Lo absurdo y lo sublime confluyen en el juicio que, luego de múltiples postergaciones debido a la presión, el régimen impulsa en septiembre contra Jirous, Brabenec, Karásek y Pavel Zajíèek (cantante de DG307). En un célebre ensayo aparecido un mes más tarde, Havel lo describe como “una excitante disputa acerca del significado de la vida humana; una urgente puesta al día de la cuestión sobre qué debe desear una persona de la vida: si aceptar en silencio el mundo tal cual se le presenta y ocupar su lugar en él como un objeto obediente o buscar sus mejores posibilidades y la fortaleza para convertirse en un sujeto libre; si debe simplemente ser “sensible” y permanecer en su lugar, o si tiene el derecho de plantarse en nombre de la verdad como tal”.

Pero es lo que ocurre fuera de la sala lo que anuncia el nacimiento extraordinario de una comunidad improvisada. Allí un anciano y venerable miembro del presidium durante la Primavera de Praga charla desinhibidamente con un joven de pelo largo a quien conoce por primera vez en la vida. Todas las reservas quedan descartadas, todos los prejuicios, abandonados.

En las condenas a penas que van de ocho meses a año y medio de prisión para los acusados, el poder ignora que está firmando su propia sentencia de defunción. Habrá que esperar otras dos décadas, cierto, pero allí se siembra la semilla de la disolución del régimen.

Charter 77 y las consecuencias de la historia

La causa del underground será el catalizador principal para que en enero del año siguiente se forme Charter 77, un colectivo en defensa de losderechos humanos integrado por artistas e intelectuales de las más diversas procedencias y opiniones políticas. De allí en más, el Charter actuará como la oposición insoslayable, aunque jamás reconocida oficialmente, ante los abusos del gobierno. Muchos, como Havel, conocerán la cárcel durante largas temporadas y alguno, como Jan Patoèka, pagará su compromiso con la muerte.

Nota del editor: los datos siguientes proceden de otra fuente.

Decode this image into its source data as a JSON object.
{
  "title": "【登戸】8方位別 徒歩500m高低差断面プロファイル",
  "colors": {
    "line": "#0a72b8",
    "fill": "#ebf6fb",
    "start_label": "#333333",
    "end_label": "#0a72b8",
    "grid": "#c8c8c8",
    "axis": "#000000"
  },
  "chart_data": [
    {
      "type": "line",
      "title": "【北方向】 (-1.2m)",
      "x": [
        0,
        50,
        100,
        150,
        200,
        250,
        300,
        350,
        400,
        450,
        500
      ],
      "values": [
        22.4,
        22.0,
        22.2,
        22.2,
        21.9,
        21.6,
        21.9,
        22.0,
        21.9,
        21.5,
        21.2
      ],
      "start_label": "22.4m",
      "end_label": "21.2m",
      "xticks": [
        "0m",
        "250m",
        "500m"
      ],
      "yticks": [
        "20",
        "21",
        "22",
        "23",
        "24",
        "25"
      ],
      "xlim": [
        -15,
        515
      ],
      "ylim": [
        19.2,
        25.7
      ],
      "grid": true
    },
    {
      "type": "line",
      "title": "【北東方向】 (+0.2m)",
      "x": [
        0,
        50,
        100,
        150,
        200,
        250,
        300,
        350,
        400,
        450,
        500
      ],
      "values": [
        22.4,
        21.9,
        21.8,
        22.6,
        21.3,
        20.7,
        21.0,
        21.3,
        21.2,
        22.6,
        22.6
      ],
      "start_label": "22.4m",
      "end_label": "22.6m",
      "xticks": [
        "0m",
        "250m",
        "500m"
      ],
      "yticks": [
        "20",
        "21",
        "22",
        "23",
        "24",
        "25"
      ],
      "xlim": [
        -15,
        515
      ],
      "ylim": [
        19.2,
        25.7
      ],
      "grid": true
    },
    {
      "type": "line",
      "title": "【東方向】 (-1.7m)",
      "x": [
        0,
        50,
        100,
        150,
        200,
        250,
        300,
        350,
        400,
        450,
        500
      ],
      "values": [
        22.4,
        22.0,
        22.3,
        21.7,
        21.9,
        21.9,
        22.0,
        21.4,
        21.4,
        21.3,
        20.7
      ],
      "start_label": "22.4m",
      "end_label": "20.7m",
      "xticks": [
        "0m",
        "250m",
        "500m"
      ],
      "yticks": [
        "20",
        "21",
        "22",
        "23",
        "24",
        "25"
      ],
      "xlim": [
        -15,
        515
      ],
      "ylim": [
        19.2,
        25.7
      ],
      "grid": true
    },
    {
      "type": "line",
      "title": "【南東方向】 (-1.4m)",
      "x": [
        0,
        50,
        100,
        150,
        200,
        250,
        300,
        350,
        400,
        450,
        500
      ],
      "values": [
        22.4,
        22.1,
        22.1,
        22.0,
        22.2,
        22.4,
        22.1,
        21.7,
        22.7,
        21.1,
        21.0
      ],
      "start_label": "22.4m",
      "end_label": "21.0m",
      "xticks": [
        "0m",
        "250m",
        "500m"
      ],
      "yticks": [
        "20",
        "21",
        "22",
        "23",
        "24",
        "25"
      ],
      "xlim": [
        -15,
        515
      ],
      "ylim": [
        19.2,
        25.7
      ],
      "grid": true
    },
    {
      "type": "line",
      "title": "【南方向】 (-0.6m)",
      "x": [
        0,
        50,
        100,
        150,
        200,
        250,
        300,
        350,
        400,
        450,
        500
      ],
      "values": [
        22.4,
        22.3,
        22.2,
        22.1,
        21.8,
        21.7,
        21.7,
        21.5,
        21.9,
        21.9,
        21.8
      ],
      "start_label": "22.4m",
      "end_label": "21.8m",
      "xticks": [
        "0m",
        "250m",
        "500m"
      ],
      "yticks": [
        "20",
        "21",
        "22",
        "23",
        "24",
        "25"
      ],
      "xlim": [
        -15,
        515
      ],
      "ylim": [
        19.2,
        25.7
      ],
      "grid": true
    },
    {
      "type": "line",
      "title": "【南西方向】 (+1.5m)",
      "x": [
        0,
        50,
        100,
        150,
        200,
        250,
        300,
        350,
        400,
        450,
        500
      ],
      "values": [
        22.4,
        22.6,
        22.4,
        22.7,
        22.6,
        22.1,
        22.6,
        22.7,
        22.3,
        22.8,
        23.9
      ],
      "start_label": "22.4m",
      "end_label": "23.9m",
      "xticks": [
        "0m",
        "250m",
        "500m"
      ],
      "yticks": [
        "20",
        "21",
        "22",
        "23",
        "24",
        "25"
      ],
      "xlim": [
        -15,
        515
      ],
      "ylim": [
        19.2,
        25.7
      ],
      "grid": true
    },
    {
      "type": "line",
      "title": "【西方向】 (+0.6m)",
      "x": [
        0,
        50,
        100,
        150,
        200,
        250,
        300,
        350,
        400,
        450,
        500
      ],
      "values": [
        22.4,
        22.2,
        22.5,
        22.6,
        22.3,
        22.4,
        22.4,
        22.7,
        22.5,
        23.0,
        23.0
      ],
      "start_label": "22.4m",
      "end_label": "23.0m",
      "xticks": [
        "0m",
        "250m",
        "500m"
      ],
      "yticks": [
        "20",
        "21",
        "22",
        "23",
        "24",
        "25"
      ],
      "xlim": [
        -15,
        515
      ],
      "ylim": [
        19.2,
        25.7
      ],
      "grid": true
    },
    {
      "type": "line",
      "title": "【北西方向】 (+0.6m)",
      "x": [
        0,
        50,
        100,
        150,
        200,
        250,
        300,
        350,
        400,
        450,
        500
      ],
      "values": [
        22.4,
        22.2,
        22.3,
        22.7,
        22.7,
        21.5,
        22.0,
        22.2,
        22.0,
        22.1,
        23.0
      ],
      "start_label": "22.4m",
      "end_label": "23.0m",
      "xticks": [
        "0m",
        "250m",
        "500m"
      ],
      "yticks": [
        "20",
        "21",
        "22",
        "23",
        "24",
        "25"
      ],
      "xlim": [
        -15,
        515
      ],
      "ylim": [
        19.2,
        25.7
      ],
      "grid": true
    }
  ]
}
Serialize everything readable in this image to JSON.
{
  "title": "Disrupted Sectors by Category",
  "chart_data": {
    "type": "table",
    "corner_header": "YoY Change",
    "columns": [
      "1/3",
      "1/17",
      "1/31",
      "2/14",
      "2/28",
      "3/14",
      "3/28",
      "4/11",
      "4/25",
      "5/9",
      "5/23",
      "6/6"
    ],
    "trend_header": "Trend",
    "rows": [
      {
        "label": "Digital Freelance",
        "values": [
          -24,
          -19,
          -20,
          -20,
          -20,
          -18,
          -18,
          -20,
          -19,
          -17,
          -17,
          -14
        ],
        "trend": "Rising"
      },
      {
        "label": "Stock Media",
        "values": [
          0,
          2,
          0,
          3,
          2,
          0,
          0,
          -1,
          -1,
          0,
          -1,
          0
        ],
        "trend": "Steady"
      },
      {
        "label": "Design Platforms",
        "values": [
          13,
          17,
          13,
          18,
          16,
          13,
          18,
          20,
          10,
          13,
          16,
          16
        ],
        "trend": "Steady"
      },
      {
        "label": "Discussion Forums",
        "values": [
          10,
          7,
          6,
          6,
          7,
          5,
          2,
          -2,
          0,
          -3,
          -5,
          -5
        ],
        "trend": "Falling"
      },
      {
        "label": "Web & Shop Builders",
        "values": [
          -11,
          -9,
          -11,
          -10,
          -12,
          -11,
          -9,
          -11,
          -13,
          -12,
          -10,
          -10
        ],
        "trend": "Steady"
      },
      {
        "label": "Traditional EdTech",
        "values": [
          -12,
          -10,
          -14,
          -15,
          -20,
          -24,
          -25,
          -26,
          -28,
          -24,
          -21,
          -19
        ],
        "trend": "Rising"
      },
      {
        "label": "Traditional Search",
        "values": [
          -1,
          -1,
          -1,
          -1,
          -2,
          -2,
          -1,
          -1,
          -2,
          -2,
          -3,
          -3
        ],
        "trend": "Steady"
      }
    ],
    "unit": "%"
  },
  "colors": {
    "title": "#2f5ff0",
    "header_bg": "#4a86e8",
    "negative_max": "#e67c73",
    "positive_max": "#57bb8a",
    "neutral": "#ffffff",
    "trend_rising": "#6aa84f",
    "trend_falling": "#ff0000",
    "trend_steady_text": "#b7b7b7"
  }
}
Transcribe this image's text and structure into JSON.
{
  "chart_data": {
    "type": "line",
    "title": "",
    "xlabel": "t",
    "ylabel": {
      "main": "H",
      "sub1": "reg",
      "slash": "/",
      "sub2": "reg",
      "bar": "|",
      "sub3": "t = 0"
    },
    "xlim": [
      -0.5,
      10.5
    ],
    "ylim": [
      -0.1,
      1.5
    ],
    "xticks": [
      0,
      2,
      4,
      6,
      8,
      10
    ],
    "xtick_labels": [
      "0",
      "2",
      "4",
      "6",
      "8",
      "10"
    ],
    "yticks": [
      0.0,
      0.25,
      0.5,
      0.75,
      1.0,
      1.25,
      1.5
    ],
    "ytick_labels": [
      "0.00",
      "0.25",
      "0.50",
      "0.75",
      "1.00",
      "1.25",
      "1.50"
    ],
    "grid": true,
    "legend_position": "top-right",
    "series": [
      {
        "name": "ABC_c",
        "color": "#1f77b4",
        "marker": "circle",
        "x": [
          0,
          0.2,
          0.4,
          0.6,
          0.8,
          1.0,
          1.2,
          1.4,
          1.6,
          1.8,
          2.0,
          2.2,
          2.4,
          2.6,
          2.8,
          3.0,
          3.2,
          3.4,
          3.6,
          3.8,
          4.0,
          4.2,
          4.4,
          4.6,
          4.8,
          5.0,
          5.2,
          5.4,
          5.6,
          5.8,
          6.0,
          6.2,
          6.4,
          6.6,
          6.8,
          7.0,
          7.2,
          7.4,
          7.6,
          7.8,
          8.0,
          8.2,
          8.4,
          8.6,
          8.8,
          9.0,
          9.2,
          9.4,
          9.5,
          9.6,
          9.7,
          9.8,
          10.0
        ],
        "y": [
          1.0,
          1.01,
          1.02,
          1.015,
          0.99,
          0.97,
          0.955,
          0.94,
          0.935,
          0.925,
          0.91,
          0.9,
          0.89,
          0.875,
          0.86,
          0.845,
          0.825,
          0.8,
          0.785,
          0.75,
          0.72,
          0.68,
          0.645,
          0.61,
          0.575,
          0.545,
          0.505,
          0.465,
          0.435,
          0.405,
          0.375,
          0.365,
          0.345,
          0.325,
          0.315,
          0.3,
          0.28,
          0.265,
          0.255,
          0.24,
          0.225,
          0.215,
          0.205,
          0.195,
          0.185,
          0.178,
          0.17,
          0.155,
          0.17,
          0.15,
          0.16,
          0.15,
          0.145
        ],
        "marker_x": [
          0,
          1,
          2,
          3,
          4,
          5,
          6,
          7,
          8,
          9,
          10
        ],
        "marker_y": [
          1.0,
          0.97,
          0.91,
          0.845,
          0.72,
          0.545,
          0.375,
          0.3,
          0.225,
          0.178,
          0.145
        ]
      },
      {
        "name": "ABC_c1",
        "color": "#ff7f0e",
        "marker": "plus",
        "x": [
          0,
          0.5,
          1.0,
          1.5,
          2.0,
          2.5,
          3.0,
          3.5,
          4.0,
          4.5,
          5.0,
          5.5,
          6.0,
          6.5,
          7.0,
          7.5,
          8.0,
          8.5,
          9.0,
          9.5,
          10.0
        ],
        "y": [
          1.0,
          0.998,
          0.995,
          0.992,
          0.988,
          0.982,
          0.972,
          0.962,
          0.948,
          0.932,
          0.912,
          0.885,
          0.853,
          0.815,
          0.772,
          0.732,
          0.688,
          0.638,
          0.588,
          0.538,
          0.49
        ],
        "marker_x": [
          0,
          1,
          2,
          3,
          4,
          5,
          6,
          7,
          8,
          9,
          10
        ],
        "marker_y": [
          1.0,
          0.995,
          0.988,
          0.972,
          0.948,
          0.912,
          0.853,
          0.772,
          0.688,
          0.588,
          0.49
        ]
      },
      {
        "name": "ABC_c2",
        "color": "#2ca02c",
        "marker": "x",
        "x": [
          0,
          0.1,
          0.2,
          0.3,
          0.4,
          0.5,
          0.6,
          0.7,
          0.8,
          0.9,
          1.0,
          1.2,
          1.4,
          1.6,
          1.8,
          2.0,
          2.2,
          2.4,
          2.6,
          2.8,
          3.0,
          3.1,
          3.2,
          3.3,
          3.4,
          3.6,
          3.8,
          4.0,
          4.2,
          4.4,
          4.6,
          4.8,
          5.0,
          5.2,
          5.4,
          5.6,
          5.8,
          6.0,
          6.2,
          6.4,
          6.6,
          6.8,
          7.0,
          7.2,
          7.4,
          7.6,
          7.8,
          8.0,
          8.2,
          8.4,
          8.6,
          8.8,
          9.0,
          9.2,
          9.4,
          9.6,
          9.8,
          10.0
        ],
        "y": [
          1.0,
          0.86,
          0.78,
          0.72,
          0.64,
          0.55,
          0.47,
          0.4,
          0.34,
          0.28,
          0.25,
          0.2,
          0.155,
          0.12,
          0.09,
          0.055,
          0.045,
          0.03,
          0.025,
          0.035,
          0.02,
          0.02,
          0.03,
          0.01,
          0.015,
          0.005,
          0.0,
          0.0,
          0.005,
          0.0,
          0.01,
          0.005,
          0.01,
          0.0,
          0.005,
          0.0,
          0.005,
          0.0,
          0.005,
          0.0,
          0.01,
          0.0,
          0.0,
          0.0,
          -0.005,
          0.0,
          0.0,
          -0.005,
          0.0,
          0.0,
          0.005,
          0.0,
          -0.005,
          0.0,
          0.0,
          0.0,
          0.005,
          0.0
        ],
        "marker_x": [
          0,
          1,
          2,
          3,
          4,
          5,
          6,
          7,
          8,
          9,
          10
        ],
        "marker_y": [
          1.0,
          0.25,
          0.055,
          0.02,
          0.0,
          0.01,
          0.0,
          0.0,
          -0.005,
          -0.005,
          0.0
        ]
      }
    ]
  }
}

Pero la rueda de la historia seguirá su marcha ineluctable hasta que Charter confluya con otras organizaciones disidentes en el Foro Cívico que protagonizará la Revolución de Terciopelo de 1989, cuando checos y eslovacos se liberen definitivamente de las cadenas del comunismo y reinstauren la República democrática.

En el discurrir de este drama le cabe a Plastic People un puesto de honor. Sin proponérselo, sólo por su incansable voluntad por llevar una vida libremente elegida, acabaron por reunir en su defensa a los distintos grupos disidentes que se encontraban aislados entre sí, generaron el embrión de una tolerancia social genuina y rompieron con el marasmo en que estaba sumida la población.

Nunca antes y nunca después una banda de rock and roll contribuyó tanto a transformar el decurso histórico, a convertirse, sin siquiera desearlo, en abanderados contra la opresión. La epopeya de PPU está tan ligada a la de su país en las dos décadas que van de la decepción del ‘68 a la renovada ilusión del ‘89, que es improbable que pueda ser comprendida si se ignora el papel principal que jugó el grupo.

El fin del relato puede trasladarse del terreno resbaladizo de la historia hacia el más definitivo de las efemérides. A Vaclav Havel, en dudosa recompensa a sus denodados esfuerzos, le es concedida la pesada carga de la presidencia de Checoslovaquia el 29 de diciembre de 1989. En ese carácter, el 10 de enero de 1997 convocará a sus viejos amigos del under para festejar, con un concierto en el Castillo de Praga, el vigésimo aniversario de la formación de Charter 77. Será la primera reunión de Plastic People en 16 años. El 5 de junio de 2001, con el fallecimiento de Milan Hlavsa, la fascinante saga de Plastic People pasará a formar parte definitiva del arcón de los recuerdos.